CYP2E1 plays a crucial role in the development of renal damage caused by alcohol consumption. Alcohol is mostly broken down by the liver enzyme alcohol dehydrogenase. However, long-term ingestion of ethanol causes the activation of CYP2E1 in both the liver and kidneys. It is worth mentioning that the increase in CYP2E1 activity is significantly greater in the kidneys than in the liver [25, 26]. The notable increase in CYP2E1 expression in the kidneys results in oxidative stress, causing modifications to phospholipids in cell membranes. These altered phospholipids have the ability to stimulate neutrophil granulocytes, a kind of immune cell, which intensifies oxidative stress and establishes a self- perpetuating loop [20].
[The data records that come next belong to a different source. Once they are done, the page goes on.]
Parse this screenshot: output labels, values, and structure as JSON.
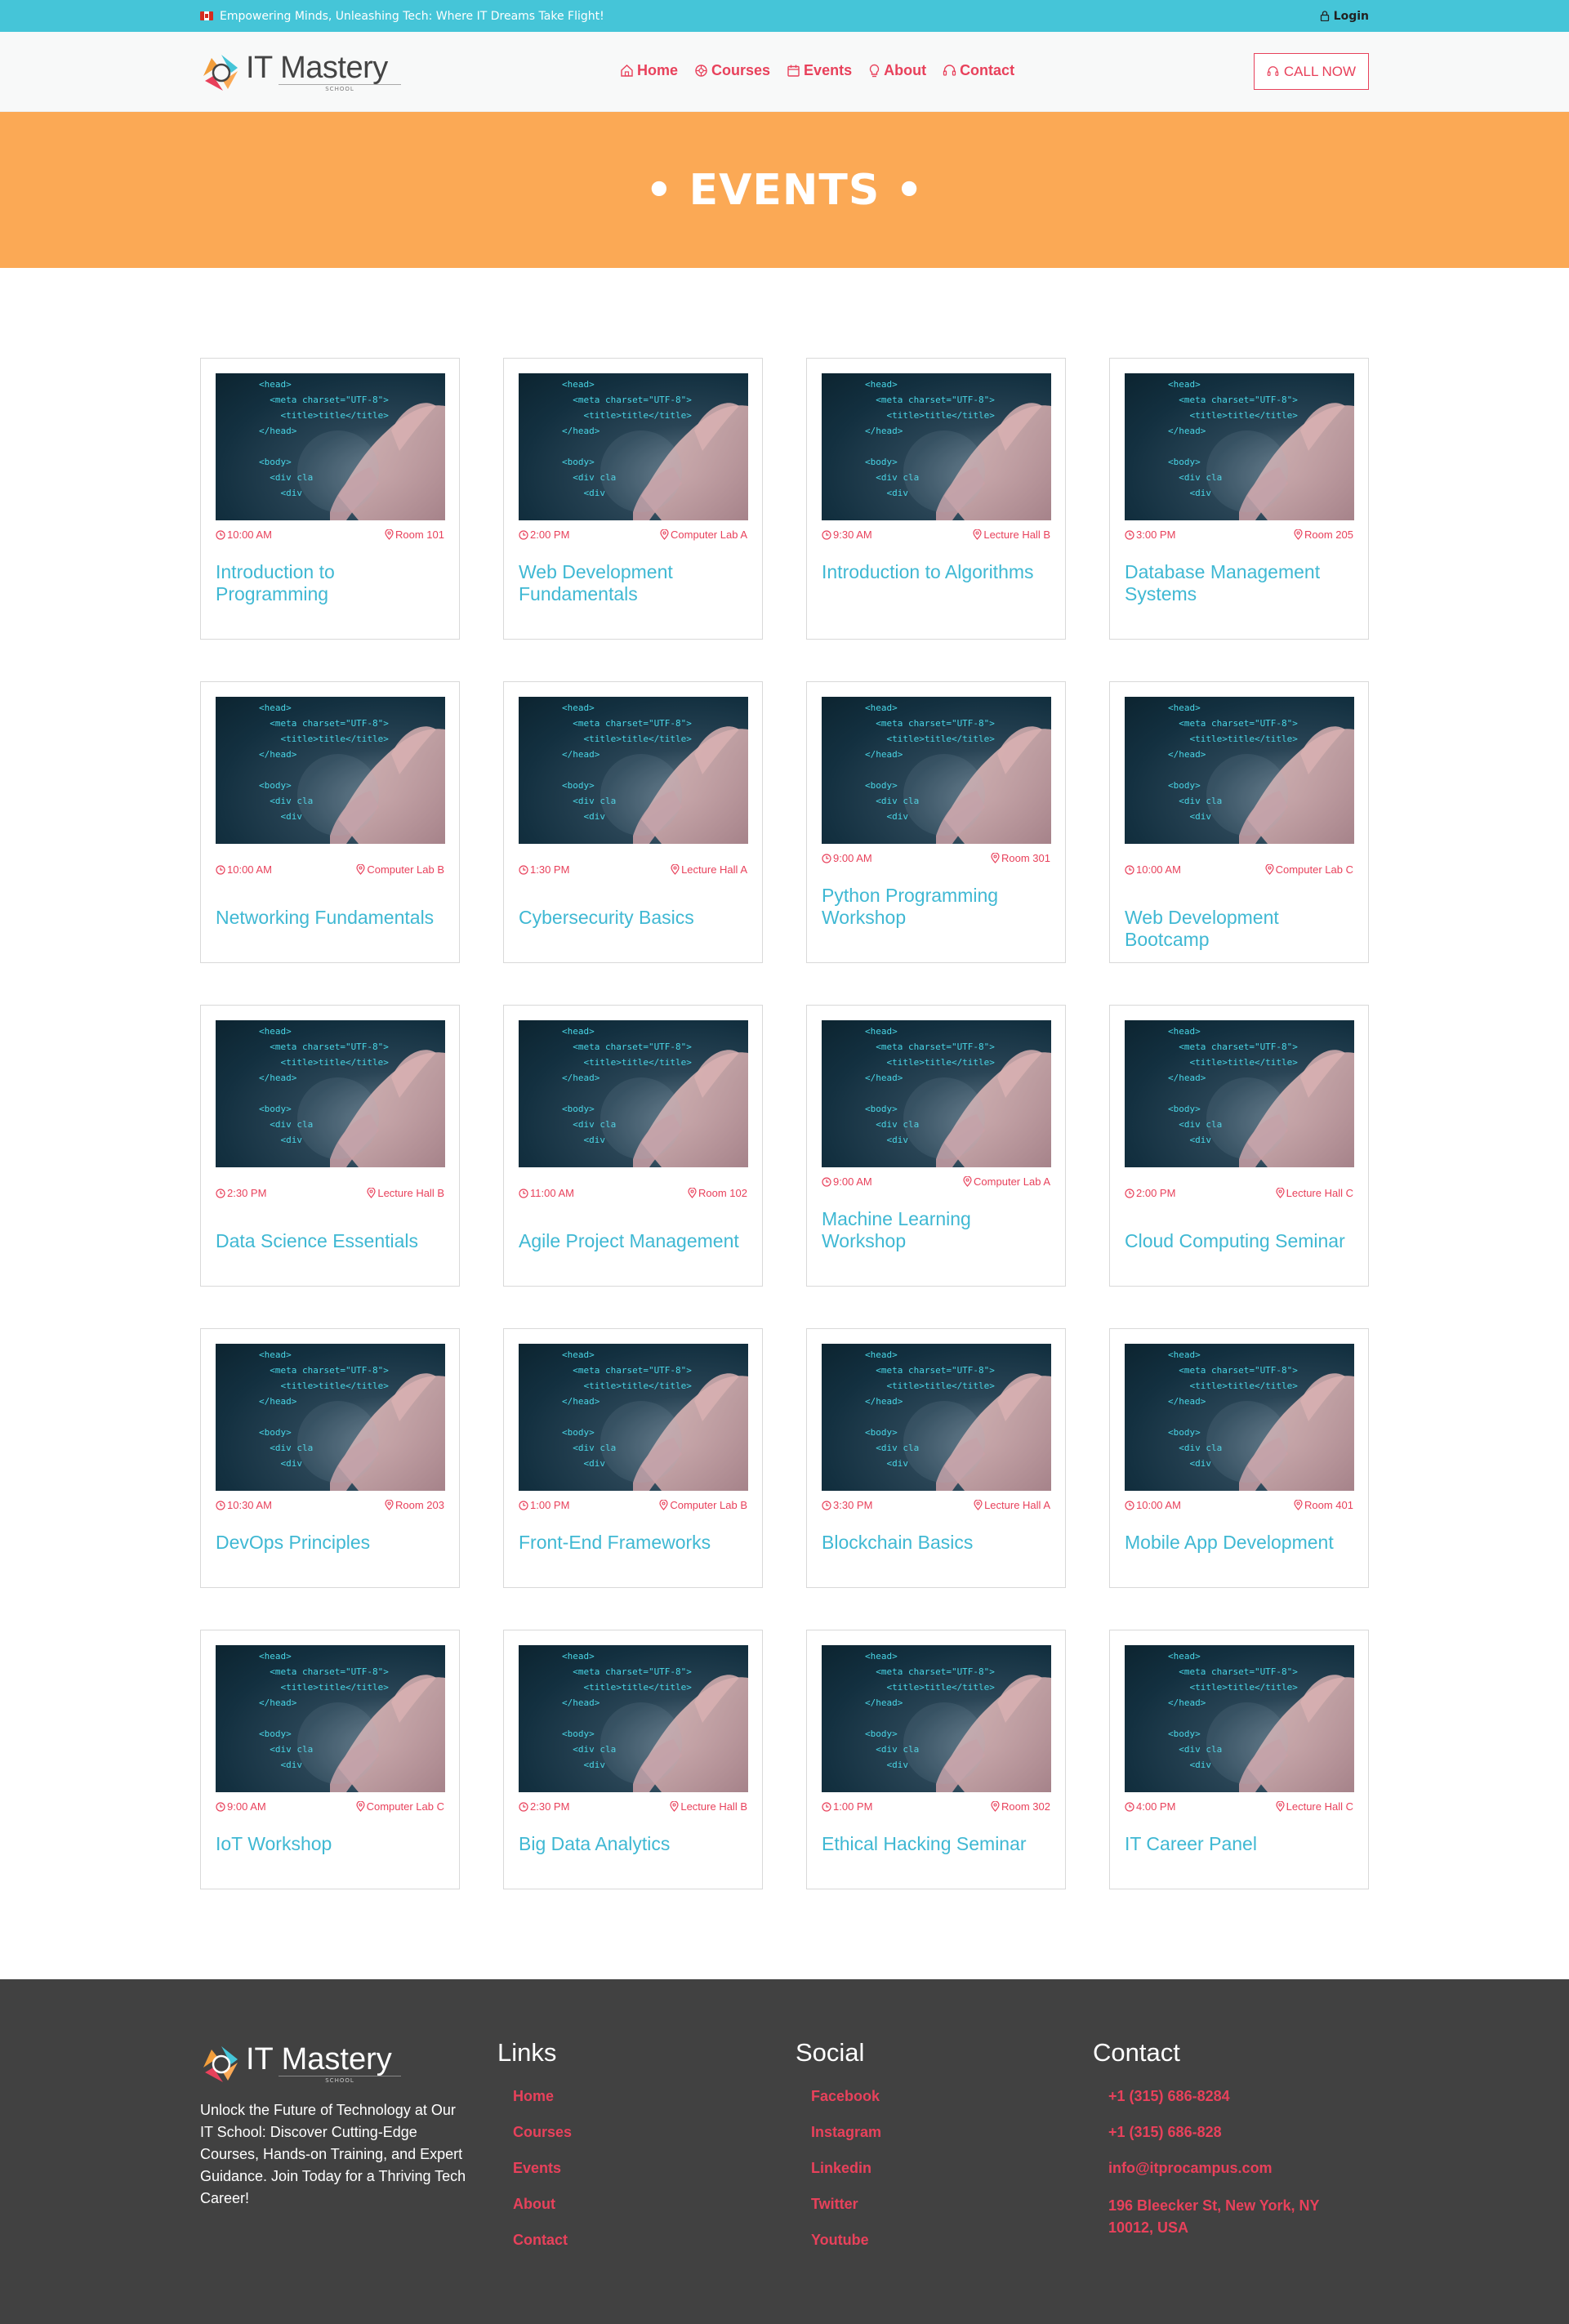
{
  "topbar": {
    "tagline": "Empowering Minds, Unleashing Tech: Where IT Dreams Take Flight!",
    "login_label": "Login"
  },
  "header": {
    "logo_text": "IT Mastery",
    "logo_sub": "SCHOOL",
    "nav": [
      {
        "label": "Home",
        "icon": "home-icon"
      },
      {
        "label": "Courses",
        "icon": "courses-icon"
      },
      {
        "label": "Events",
        "icon": "calendar-icon"
      },
      {
        "label": "About",
        "icon": "bulb-icon"
      },
      {
        "label": "Contact",
        "icon": "headset-icon"
      }
    ],
    "call_label": "CALL NOW"
  },
  "hero": {
    "title": "• EVENTS •"
  },
  "events": [
    {
      "time": "10:00 AM",
      "room": "Room 101",
      "title": "Introduction to Programming"
    },
    {
      "time": "2:00 PM",
      "room": "Computer Lab A",
      "title": "Web Development Fundamentals"
    },
    {
      "time": "9:30 AM",
      "room": "Lecture Hall B",
      "title": "Introduction to Algorithms"
    },
    {
      "time": "3:00 PM",
      "room": "Room 205",
      "title": "Database Management Systems"
    },
    {
      "time": "10:00 AM",
      "room": "Computer Lab B",
      "title": "Networking Fundamentals"
    },
    {
      "time": "1:30 PM",
      "room": "Lecture Hall A",
      "title": "Cybersecurity Basics"
    },
    {
      "time": "9:00 AM",
      "room": "Room 301",
      "title": "Python Programming Workshop"
    },
    {
      "time": "10:00 AM",
      "room": "Computer Lab C",
      "title": "Web Development Bootcamp"
    },
    {
      "time": "2:30 PM",
      "room": "Lecture Hall B",
      "title": "Data Science Essentials"
    },
    {
      "time": "11:00 AM",
      "room": "Room 102",
      "title": "Agile Project Management"
    },
    {
      "time": "9:00 AM",
      "room": "Computer Lab A",
      "title": "Machine Learning Workshop"
    },
    {
      "time": "2:00 PM",
      "room": "Lecture Hall C",
      "title": "Cloud Computing Seminar"
    },
    {
      "time": "10:30 AM",
      "room": "Room 203",
      "title": "DevOps Principles"
    },
    {
      "time": "1:00 PM",
      "room": "Computer Lab B",
      "title": "Front-End Frameworks"
    },
    {
      "time": "3:30 PM",
      "room": "Lecture Hall A",
      "title": "Blockchain Basics"
    },
    {
      "time": "10:00 AM",
      "room": "Room 401",
      "title": "Mobile App Development"
    },
    {
      "time": "9:00 AM",
      "room": "Computer Lab C",
      "title": "IoT Workshop"
    },
    {
      "time": "2:30 PM",
      "room": "Lecture Hall B",
      "title": "Big Data Analytics"
    },
    {
      "time": "1:00 PM",
      "room": "Room 302",
      "title": "Ethical Hacking Seminar"
    },
    {
      "time": "4:00 PM",
      "room": "Lecture Hall C",
      "title": "IT Career Panel"
    }
  ],
  "footer": {
    "about": "Unlock the Future of Technology at Our IT School: Discover Cutting-Edge Courses, Hands-on Training, and Expert Guidance. Join Today for a Thriving Tech Career!",
    "links_heading": "Links",
    "links": [
      "Home",
      "Courses",
      "Events",
      "About",
      "Contact"
    ],
    "social_heading": "Social",
    "social": [
      "Facebook",
      "Instagram",
      "Linkedin",
      "Twitter",
      "Youtube"
    ],
    "contact_heading": "Contact",
    "contact": [
      "+1 (315) 686-8284",
      "+1 (315) 686-828",
      "info@itprocampus.com",
      "196 Bleecker St, New York, NY 10012, USA"
    ]
  },
  "colors": {
    "accent": "#e8415b",
    "teal": "#45c5d8",
    "hero": "#fba955",
    "footer": "#414141",
    "title": "#3fb8d3"
  }
}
Research suggests that drinking alcohol may increase the activity of enzymes from the nitric oxide synthase family in the kidneys, which can produce free radicals [27]. Nitric oxide synthase facilitates the production of nitric oxide, which, when present in excessive amounts, can interact with other molecules to produce free radicals, resulting in kidney tissue harm [28, 29]. Tirapelli LF, et al. [27] showed that ethanol consumption leads to an elevation in the expression of two nitric oxide synthases. Nevertheless, the precise method by which ethanol increases the expression of these enzymes, either directly or indirectly, is still uncertain.

One concept posits that ethanol’s effect on the digestive system may induce the release of toxins from the intestines into the circulation, which in turn may stimulate the production of nitric oxide synthase. Another hypothesis suggests that these enzymes may experience uncoupling as a result of oxidation or a shortage of vital coenzymes, resulting in an increased generation of free radicals.
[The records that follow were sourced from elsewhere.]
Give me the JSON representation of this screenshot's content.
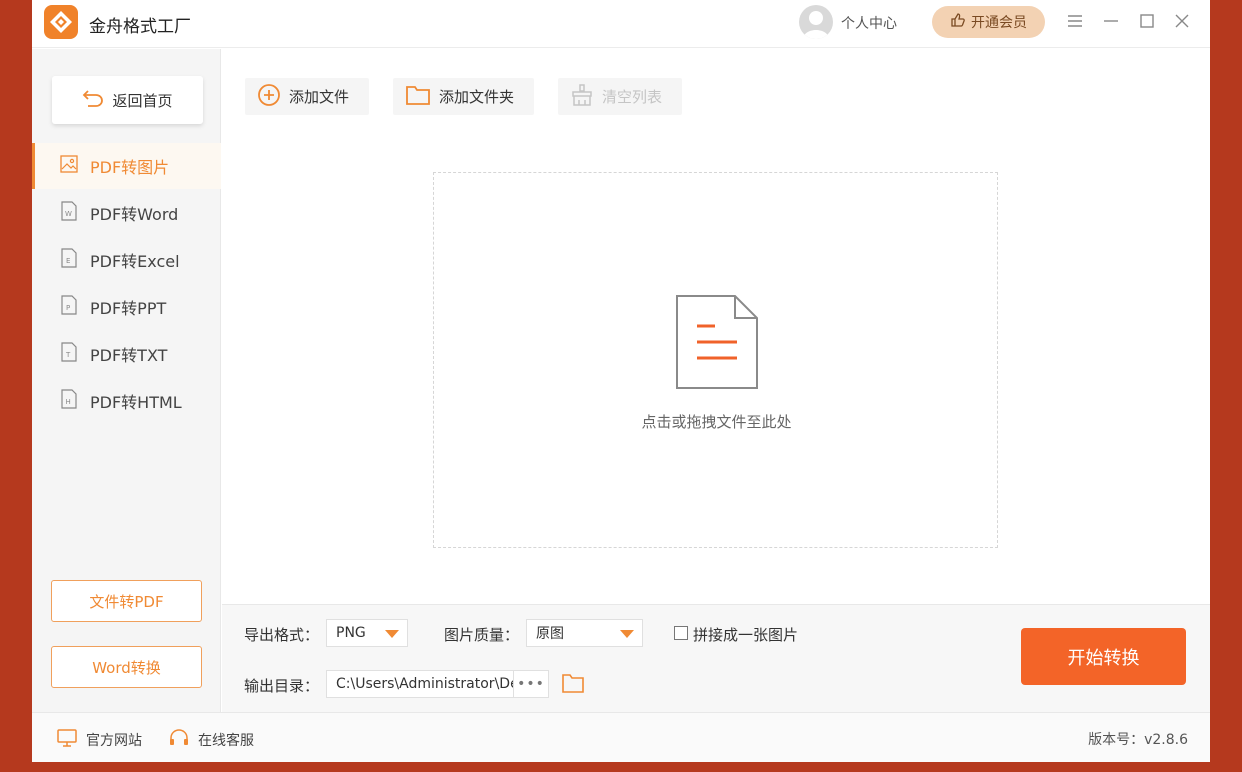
{
  "app": {
    "title": "金舟格式工厂"
  },
  "header": {
    "user_center": "个人中心",
    "vip_label": "开通会员"
  },
  "sidebar": {
    "home_label": "返回首页",
    "items": [
      {
        "label": "PDF转图片",
        "icon": "image-file-icon",
        "active": true
      },
      {
        "label": "PDF转Word",
        "icon": "word-file-icon",
        "active": false
      },
      {
        "label": "PDF转Excel",
        "icon": "excel-file-icon",
        "active": false
      },
      {
        "label": "PDF转PPT",
        "icon": "ppt-file-icon",
        "active": false
      },
      {
        "label": "PDF转TXT",
        "icon": "txt-file-icon",
        "active": false
      },
      {
        "label": "PDF转HTML",
        "icon": "html-file-icon",
        "active": false
      }
    ],
    "file_to_pdf_label": "文件转PDF",
    "word_convert_label": "Word转换"
  },
  "toolbar": {
    "add_file": "添加文件",
    "add_folder": "添加文件夹",
    "clear_list": "清空列表"
  },
  "dropzone": {
    "hint": "点击或拖拽文件至此处"
  },
  "settings": {
    "format_label": "导出格式：",
    "format_value": "PNG",
    "quality_label": "图片质量：",
    "quality_value": "原图",
    "merge_label": "拼接成一张图片",
    "merge_checked": false,
    "output_label": "输出目录：",
    "output_path": "C:\\Users\\Administrator\\Desktop",
    "more": "•••"
  },
  "start_button": "开始转换",
  "footer": {
    "official_site": "官方网站",
    "online_service": "在线客服",
    "version": "版本号：v2.8.6"
  },
  "colors": {
    "accent": "#f08a34",
    "start": "#f36428",
    "background": "#b5391e"
  }
}
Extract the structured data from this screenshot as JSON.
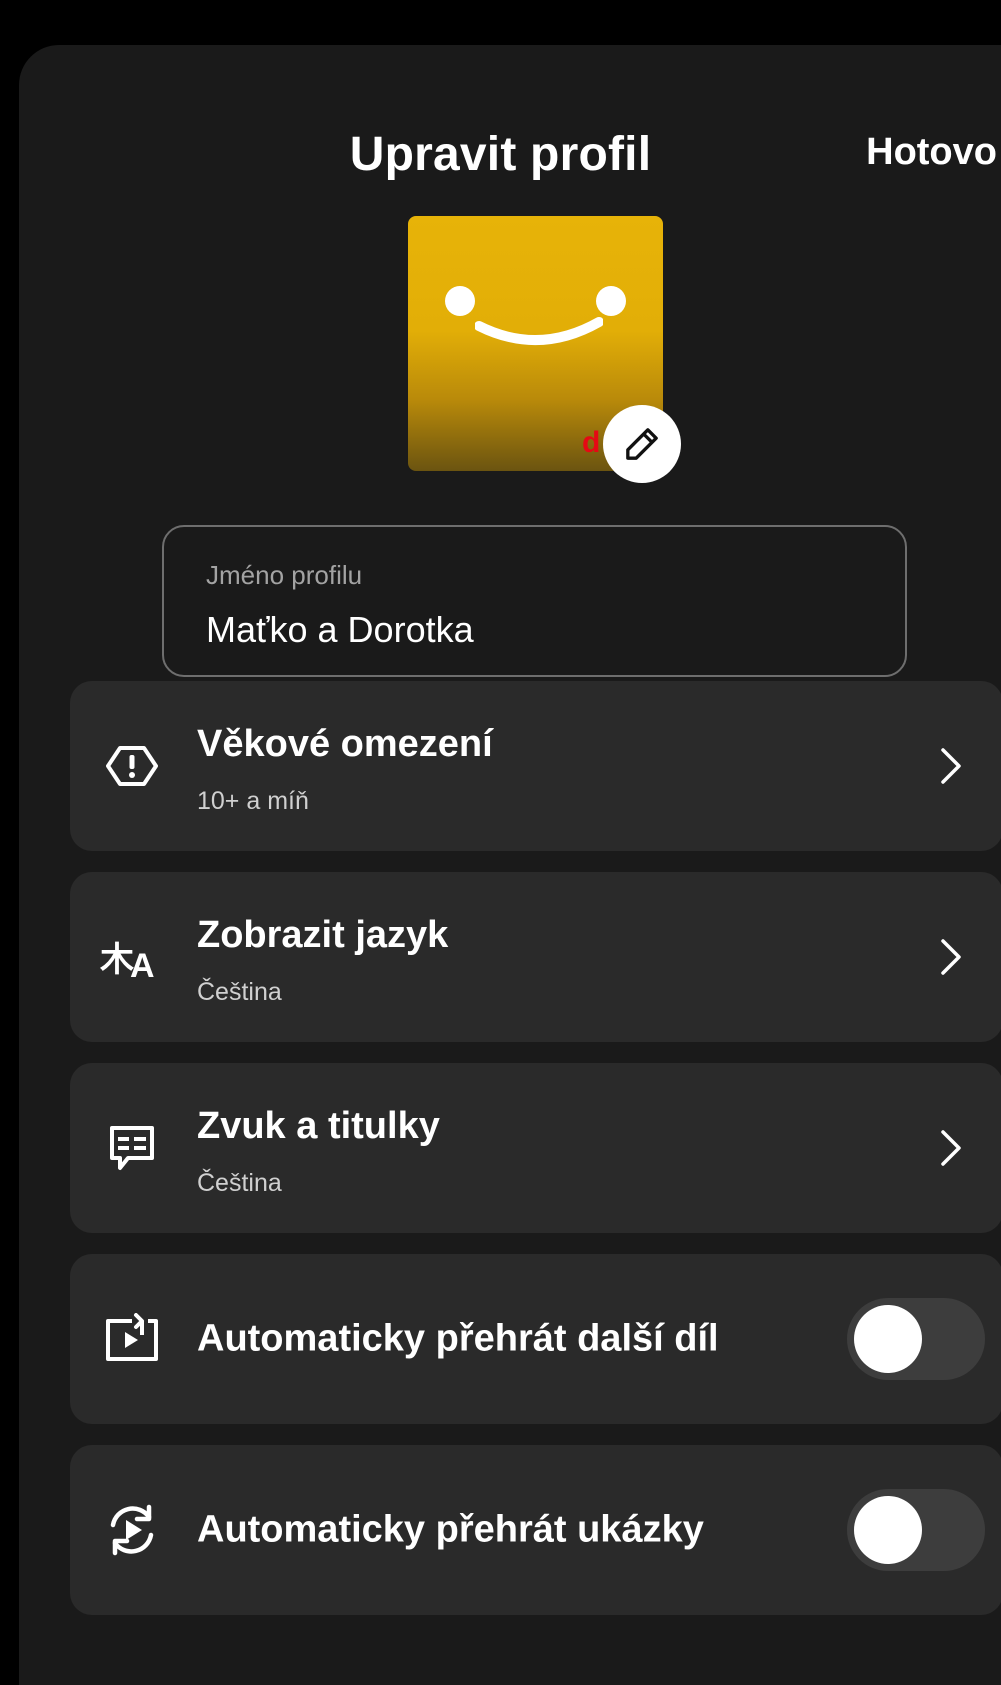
{
  "header": {
    "title": "Upravit profil",
    "done_label": "Hotovo"
  },
  "avatar": {
    "description_icon": "smiley-face-avatar",
    "edit_icon": "pencil-icon",
    "brand_mark": "d"
  },
  "name_field": {
    "label": "Jméno profilu",
    "value": "Maťko a Dorotka"
  },
  "settings": [
    {
      "icon": "maturity-rating-icon",
      "title": "Věkové omezení",
      "subtitle": "10+ a míň",
      "control": "chevron"
    },
    {
      "icon": "language-icon",
      "title": "Zobrazit jazyk",
      "subtitle": "Čeština",
      "control": "chevron"
    },
    {
      "icon": "subtitles-icon",
      "title": "Zvuk a titulky",
      "subtitle": "Čeština",
      "control": "chevron"
    },
    {
      "icon": "autoplay-next-episode-icon",
      "title": "Automaticky přehrát další díl",
      "control": "toggle",
      "toggle_on": false
    },
    {
      "icon": "autoplay-previews-icon",
      "title": "Automaticky přehrát ukázky",
      "control": "toggle",
      "toggle_on": false
    }
  ],
  "colors": {
    "background": "#000000",
    "sheet": "#1a1a1a",
    "card": "#2a2a2a",
    "avatar_yellow": "#e7b308",
    "brand_red": "#e50914",
    "toggle_track": "#3d3d3d"
  }
}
Uncoupling leads to the generation of detrimental reactive oxygen species (ROS), such as the superoxide anion, instead of the vasorelaxant nitric oxide that is important for regulating proper blood flow in the kidney. In addition to oxidative stress, recent research indicates that nonoxidative processes also contribute to alcohol-induced organ damage. More precisely, the process of ethanol metabolism produces fatty acid ethyl esters in different organs, which might cause harm to those organs that is associated to ethanol use [30]. Calabrese V, et al. [31] noted a substantial rise in the concentrations of fatty acid ethyl esters caused by ethanol. The heart had the greatest levels, followed by the kidney, brain, and liver.
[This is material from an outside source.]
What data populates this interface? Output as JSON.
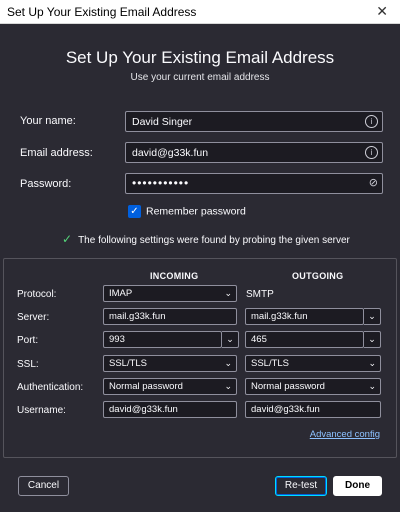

During the process of ethanol metabolism, significant quantities of acetate are generated and integrated into acetyl-coenzyme-A, a crucial component for the metabolism of proteins, lipids, and carbohydrates. This results in a systematic alteration of metabolic processes. Protein acetylation, which refers to the attachment of an acetyl group to a protein, is essential for controlling mitochondrial functions such fatty acid metabolism and antioxidant defense [32]. The balance between lysine acetylation and deacetylation of important proteins, like the master regulator of mitochondrial biogenesis called PGC-1 alpha, is known to have a role in triggering a metabolic switch in situations of excessive or insufficient nutrition [33, 34, 35].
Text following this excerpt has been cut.